- Written by: Thomas Bernhard
- Original language: German
- Subject: Nationalism antisemitism
- Setting: Vienna

Premiere
- Date premiered: November 4, 1988
- Place premiered: Burgtheater

= Heldenplatz (play) =

1988 stage drama by Thomas Bernhard

Heldenplatz (English: Heroes' Square) is a 1988 stage drama by Austrian playwright Thomas Bernhard. The final play written by Bernhard, it premiered on November 4, 1988, and sparked one of the biggest theater scandals in the history of post-war Austria.

==History==
Heldenplatz was commissioned by Claus Peymann, director of the Viennese Burgtheater, to be performed for the hundredth anniversary of the theater's opening. The year also coincided with the 50th anniversary of the Anschluss when Nazi Germany annexed Austria. Heldenplatz is the square where Adolf Hitler was greeted on March 15, 1938, and he addressed thousands of jubilant Austrians.

Bernhard wrote his play as a tragic reflection on the obsessive politics of nationalism, the denial of the past and the continued antisemitism within modern Austria. Although the play was to be published only after the premiere, selected extracts were leaked to the press in the days prior to the first performance. On October 7, 1988, Kronen Zeitung, the Austrian tabloid newspaper with the highest circulation, published a story about the play titled "Austria, 6.5 million idiots", quoting excerpts from the play. The quotations, taken out of context, caused a public uproar, and Bernhard was vilified. Heldenplatz was also understood as a veiled attack on the election of Austria's president Kurt Waldheim, who called the play "an insult to the Austrian people". Critics of the play questioned whether the state should subsidize art critical of Austria. Demonstrations were held and Bernhard, in one instance, was physically assaulted.

Bernhard's sudden death by a heart attack only a few months after the premiere only increased media attention on the play's subject.

In a 2024 Burgtheater staging of the play by Frank Castorf the location is moved to 1930s New York City. According to one critic added texts by Thomas Wolfe took up as much time as the originals.

In his 1989 will Thomas Bernhard had forbidden the publication or performance of his works in Austria for 70 years.

==Summary==
It is the day of the funeral of Josef Schuster, a Jewish university professor. Through the three-act play, his wife Hedwig Schuster, their children, Olga, Anna and Luka, his brother, Robert Schuster, Mrs. Zittel, the housekeeper and Herta, the maid, discuss Josef. it is revealed that fifty years after March 15, 1938, Josef could no longer bear the clamor that always resonated in his head. The couple had decided to return to Oxford where they had lived for ten years in exile before returning to Vienna "for the love of music". A few days before their departure, considering that "now everything is worse than fifty years ago" and that "there are now more Nazis in Vienna than in 1938", Joseph Schuster commits suicide by throwing himself out the window from their apartment overlooking Heldenplatz. The play includes a line about "a nation of 6.5 million idiots living in a country that is rotting away, falling apart, run by the political parties in an unholy alliance with the Catholic Church."

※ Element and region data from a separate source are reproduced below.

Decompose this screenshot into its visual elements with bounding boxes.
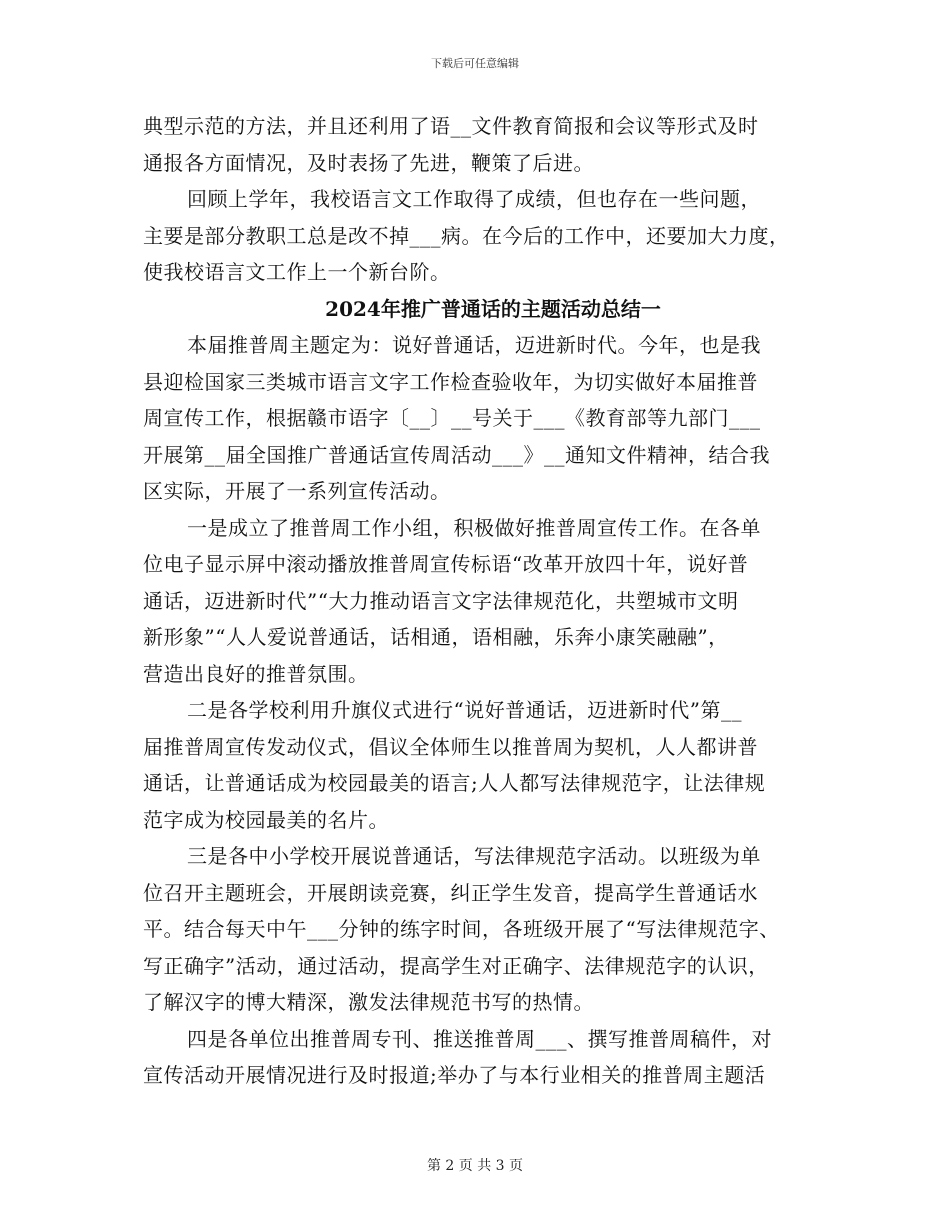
section-title: 2024年推广普通话的主题活动总结一 <box>325 296 661 321</box>
paragraph-line: 新形象”“人人爱说普通话，话相通，语相融，乐奔小康笑融融”， <box>143 625 729 649</box>
paragraph-line: 主要是部分教职工总是改不掉___病。在今后的工作中，还要加大力度， <box>143 223 790 248</box>
paragraph-line: 四是各单位出推普周专刊、推送推普周___、撰写推普周稿件，对 <box>187 1026 772 1051</box>
paragraph-line: 届推普周宣传发动仪式，倡议全体师生以推普周为契机，人人都讲普 <box>143 734 758 759</box>
paragraph-line: 通报各方面情况，及时表扬了先进，鞭策了后进。 <box>143 150 594 175</box>
header-note: 下载后可任意编辑 <box>431 57 519 70</box>
paragraph-line: 典型示范的方法，并且还利用了语__文件教育简报和会议等形式及时 <box>143 114 759 138</box>
paragraph-line: 位召开主题班会，开展朗读竞赛，纠正学生发音，提高学生普通话水 <box>143 880 758 905</box>
paragraph-line: 通话，让普通话成为校园最美的语言;人人都写法律规范字，让法律规 <box>143 771 766 795</box>
paragraph-line: 一是成立了推普周工作小组，积极做好推普周宣传工作。在各单 <box>187 515 761 540</box>
paragraph-line: 回顾上学年，我校语言文工作取得了成绩，但也存在一些问题， <box>187 187 761 211</box>
paragraph-line: 区实际，开展了一系列宣传活动。 <box>143 479 451 503</box>
paragraph-line: 营造出良好的推普氛围。 <box>143 661 369 686</box>
paragraph-line: 范字成为校园最美的名片。 <box>143 807 389 832</box>
paragraph-line: 开展第__届全国推广普通话宣传周活动___》__通知文件精神，结合我 <box>143 442 770 467</box>
paragraph-line: 本届推普周主题定为：说好普通话，迈进新时代。今年，也是我 <box>187 333 761 357</box>
paragraph-line: 写正确字”活动，通过活动，提高学生对正确字、法律规范字的认识， <box>143 953 769 978</box>
paragraph-line: 使我校语言文工作上一个新台阶。 <box>143 260 451 284</box>
paragraph-line: 了解汉字的博大精深，激发法律规范书写的热情。 <box>143 990 594 1014</box>
paragraph-line: 位电子显示屏中滚动播放推普周宣传标语“改革开放四十年，说好普 <box>143 552 749 576</box>
paragraph-line: 县迎检国家三类城市语言文字工作检查验收年，为切实做好本届推普 <box>143 369 758 394</box>
paragraph-line: 通话，迈进新时代”“大力推动语言文字法律规范化，共塑城市文明 <box>143 588 739 613</box>
paragraph-line: 宣传活动开展情况进行及时报道;举办了与本行业相关的推普周主题活 <box>143 1063 766 1087</box>
paragraph-line: 周宣传工作，根据赣市语字〔__〕__号关于___《教育部等九部门___ <box>143 406 761 430</box>
paragraph-line: 平。结合每天中午___分钟的练字时间，各班级开展了“写法律规范字、 <box>143 917 780 941</box>
document-body <box>143 108 823 1094</box>
paragraph-line: 三是各中小学校开展说普通话，写法律规范字活动。以班级为单 <box>187 844 761 868</box>
paragraph-line: 二是各学校利用升旗仪式进行“说好普通话，迈进新时代”第__ <box>187 698 742 722</box>
page-number: 第 2 页 共 3 页 <box>426 1158 524 1174</box>
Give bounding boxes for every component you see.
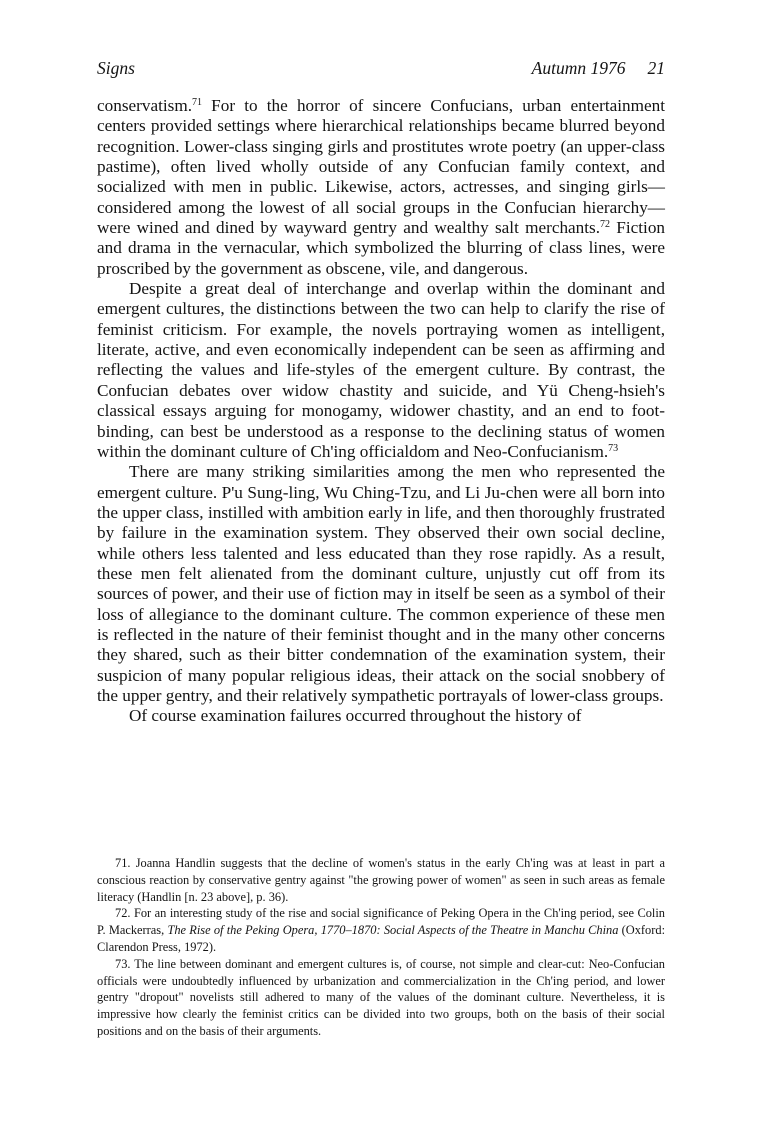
paragraph-1-text-b: For to the horror of sincere Confucians, urban entertainment centers provided settings where hierarchical relationships became blurred beyond recognition. Lower-class singing girls and prostitutes wrote poetry (an upper-class pastime), often lived wholly outside of any Confucian family context, and socialized with men in public. Likewise, actors, actresses, and singing girls—considered among the lowest of all social groups in the Confucian hierarchy—were wined and dined by wayward gentry and wealthy salt merchants. bbox=[97, 96, 665, 238]
paragraph-3: There are many striking similarities among the men who represented the emergent culture. P'u Sung-ling, Wu Ching-Tzu, and Li Ju-chen were all born into the upper class, instilled with ambition early in life, and then thoroughly frustrated by failure in the examination system. They observed their own social decline, while others less talented and less educated than they rose rapidly. As a result, these men felt alienated from the dominant culture, unjustly cut off from its sources of power, and their use of fiction may in itself be seen as a symbol of their loss of allegiance to the dominant culture. The common experience of these men is reflected in the nature of their feminist thought and in the many other concerns they shared, such as their bitter condemnation of the examination system, their suspicion of many popular religious ideas, their attack on the social snobbery of the upper gentry, and their relatively sympathetic portrayals of lower-class groups. bbox=[97, 462, 665, 705]
footnote-72-text-b: (Oxford: Clarendon Press, 1972). bbox=[97, 923, 666, 954]
footnote-72 bbox=[97, 905, 665, 955]
footnotes bbox=[97, 855, 665, 1040]
footnote-ref-73: 73 bbox=[608, 442, 619, 454]
issue-date: Autumn 1976 bbox=[531, 58, 626, 78]
footnote-72-book-title: The Rise of the Peking Opera, 1770–1870: Social Aspects of the Theatre in Manchu China bbox=[167, 923, 619, 938]
paragraph-1-text-a: conservatism. bbox=[97, 96, 192, 115]
footnote-ref-72: 72 bbox=[600, 219, 611, 231]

Thomas Bernhard, through his characters, critiques the persistent antisemitism in Austria, lamenting how he could not "listen to Beethoven without thinking of Nuremberg," and expressing his disbelief that "the Austrians after the war would be much more hateful and anti-Semitic than before the war."

==English publication==
Heldenplatz was first translated by Gita Honegger and published in issue 33 of Conjunctions in 1999. A separate translation, by Meredith Oakes and Andrea Tierney, was published by Oberon Books in 2010 and premiered on stage in London that same year.